Togo : quand les promesses de la banque mondiale cachent des projets à risque

Togo : quand les promesses de la banque mondiale cachent des projets à risque

Avec l’annonce d’un prêt colossal de 200 millions de dollars de la Banque mondiale, le Togo affiche une ambition démesurée : relier le Port autonome de Lomé à la Plateforme industrielle d’Adétikopé (PIA). L’objectif affiché ? Désengorger la capitale et s’imposer comme un hub régional incontournable. Pourtant, derrière cette façade de modernité se dissimule une réalité bien moins reluisante. Ce projet pharaonique, censé séduire les investisseurs internationaux, révèle surtout les lacunes criantes d’un système administratif encore fragilisé.

Un pari infrastructurel au service de l’image internationale

Au Togo, les mégaprojets fleurissent à un rythme effréné, portés par une communication politique soignée. L’idée d’un réseau de transport multimodal, combinant rail et route, séduit naturellement les institutions financières comme la Banque mondiale. Mais cette stratégie de séduction repose sur un postulat fragile : la viabilité économique réelle de ces infrastructures. Le tronçon ferroviaire prévu, à peine une trentaine de kilomètres, soulève des questions majeures. En logistique, une telle distance impose des ruptures de charge coûteuses et chronophages, rendant le rail moins compétitif que le transport routier par camion. Malgré l’aval des bailleurs, la rentabilité de ce projet reste une équation incertaine.

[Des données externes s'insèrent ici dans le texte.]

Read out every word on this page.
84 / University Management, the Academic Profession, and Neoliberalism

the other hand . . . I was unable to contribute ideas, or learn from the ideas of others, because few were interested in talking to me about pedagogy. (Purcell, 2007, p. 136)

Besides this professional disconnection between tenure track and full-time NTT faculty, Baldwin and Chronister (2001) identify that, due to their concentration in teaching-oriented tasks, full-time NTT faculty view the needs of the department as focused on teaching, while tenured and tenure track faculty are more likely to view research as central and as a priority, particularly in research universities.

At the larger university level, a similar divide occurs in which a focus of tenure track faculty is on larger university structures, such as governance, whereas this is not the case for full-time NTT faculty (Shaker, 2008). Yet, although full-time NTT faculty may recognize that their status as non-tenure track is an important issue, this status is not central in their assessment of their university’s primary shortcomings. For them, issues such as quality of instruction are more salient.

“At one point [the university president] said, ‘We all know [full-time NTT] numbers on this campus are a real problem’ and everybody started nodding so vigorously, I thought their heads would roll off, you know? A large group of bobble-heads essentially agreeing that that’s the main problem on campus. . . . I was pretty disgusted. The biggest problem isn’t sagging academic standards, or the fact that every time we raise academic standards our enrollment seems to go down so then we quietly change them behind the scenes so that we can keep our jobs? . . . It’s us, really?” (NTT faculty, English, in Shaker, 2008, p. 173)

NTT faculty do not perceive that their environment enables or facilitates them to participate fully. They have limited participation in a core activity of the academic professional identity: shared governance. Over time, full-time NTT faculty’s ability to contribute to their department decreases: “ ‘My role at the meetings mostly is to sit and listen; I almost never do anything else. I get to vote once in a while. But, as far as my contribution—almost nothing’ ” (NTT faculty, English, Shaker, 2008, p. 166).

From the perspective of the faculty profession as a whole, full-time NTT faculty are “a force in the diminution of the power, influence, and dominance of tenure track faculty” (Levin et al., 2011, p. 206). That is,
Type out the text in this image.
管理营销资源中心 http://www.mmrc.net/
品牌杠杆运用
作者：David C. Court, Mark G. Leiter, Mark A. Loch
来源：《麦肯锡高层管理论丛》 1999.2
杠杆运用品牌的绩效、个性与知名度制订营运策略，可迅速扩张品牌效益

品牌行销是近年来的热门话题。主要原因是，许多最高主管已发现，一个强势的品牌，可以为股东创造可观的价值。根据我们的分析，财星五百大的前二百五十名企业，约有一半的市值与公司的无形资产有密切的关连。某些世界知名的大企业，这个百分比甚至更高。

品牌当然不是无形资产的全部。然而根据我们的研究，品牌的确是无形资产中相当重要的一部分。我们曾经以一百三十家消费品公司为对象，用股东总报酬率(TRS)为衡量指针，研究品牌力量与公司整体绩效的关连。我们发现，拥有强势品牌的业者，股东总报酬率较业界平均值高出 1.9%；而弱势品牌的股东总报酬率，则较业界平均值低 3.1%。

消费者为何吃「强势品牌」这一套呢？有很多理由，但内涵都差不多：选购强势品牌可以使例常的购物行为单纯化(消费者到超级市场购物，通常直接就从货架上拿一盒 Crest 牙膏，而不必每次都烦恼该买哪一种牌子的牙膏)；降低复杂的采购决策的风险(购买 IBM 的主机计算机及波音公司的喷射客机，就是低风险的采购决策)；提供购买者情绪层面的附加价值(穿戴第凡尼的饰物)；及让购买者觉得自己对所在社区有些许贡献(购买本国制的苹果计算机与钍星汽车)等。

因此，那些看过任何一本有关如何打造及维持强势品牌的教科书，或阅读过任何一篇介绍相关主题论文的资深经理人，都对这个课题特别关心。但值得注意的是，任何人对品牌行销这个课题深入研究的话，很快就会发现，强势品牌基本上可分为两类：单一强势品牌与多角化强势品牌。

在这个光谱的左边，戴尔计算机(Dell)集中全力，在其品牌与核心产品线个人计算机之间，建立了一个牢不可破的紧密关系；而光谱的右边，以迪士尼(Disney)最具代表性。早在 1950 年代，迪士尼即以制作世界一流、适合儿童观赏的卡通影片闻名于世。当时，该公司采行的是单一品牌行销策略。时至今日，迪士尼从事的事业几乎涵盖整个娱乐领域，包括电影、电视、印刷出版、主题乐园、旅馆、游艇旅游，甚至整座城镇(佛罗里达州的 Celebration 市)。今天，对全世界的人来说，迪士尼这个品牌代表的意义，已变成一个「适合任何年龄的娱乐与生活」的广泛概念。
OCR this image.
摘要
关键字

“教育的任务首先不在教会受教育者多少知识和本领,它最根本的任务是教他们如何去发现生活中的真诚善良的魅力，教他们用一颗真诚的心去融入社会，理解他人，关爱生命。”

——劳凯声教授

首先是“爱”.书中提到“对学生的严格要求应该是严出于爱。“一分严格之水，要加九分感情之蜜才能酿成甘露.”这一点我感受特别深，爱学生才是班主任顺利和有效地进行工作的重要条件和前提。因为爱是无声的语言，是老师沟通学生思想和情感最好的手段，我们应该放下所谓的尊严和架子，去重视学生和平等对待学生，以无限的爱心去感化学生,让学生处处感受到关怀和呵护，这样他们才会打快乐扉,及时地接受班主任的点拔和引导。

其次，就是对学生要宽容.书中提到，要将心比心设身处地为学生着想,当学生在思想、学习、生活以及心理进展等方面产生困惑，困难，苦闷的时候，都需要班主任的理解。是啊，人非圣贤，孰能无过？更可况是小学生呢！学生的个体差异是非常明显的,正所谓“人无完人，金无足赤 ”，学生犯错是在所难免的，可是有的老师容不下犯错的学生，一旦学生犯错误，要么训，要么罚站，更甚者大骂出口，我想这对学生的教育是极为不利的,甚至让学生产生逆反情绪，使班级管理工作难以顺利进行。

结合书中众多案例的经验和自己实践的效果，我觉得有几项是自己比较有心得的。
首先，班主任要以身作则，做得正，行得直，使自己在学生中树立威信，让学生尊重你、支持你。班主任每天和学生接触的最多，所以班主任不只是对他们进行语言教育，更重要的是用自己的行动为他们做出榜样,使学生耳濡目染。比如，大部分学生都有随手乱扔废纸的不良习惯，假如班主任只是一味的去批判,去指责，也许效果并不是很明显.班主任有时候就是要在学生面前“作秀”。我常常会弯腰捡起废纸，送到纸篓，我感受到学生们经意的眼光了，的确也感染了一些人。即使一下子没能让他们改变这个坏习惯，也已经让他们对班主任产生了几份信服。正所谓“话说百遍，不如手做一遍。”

Gouvernance défaillante : le talon d’Achille du projet

La réussite d’un tel chantier dépend avant tout de la qualité des équipes chargées de sa mise en œuvre. Or, l’appareil administratif togolais peine à convaincre. Trop souvent, les postes clés sont attribués sur des critères d’allégeance politique ou de clientélisme, plutôt que sur des compétences avérées. Ce manque de rigueur se double d’un déficit en expertise technique : ingénieurs sous-qualifiés, gestionnaires de projets inexpérimentés, et une chaîne de décision paralysée par des pratiques opaques. Résultat ? Les 200 millions de dollars risquent de se perdre dans des circuits de corruption, des surfacturations ou des intermédiaires inutiles, au détriment de la qualité des infrastructures livrées.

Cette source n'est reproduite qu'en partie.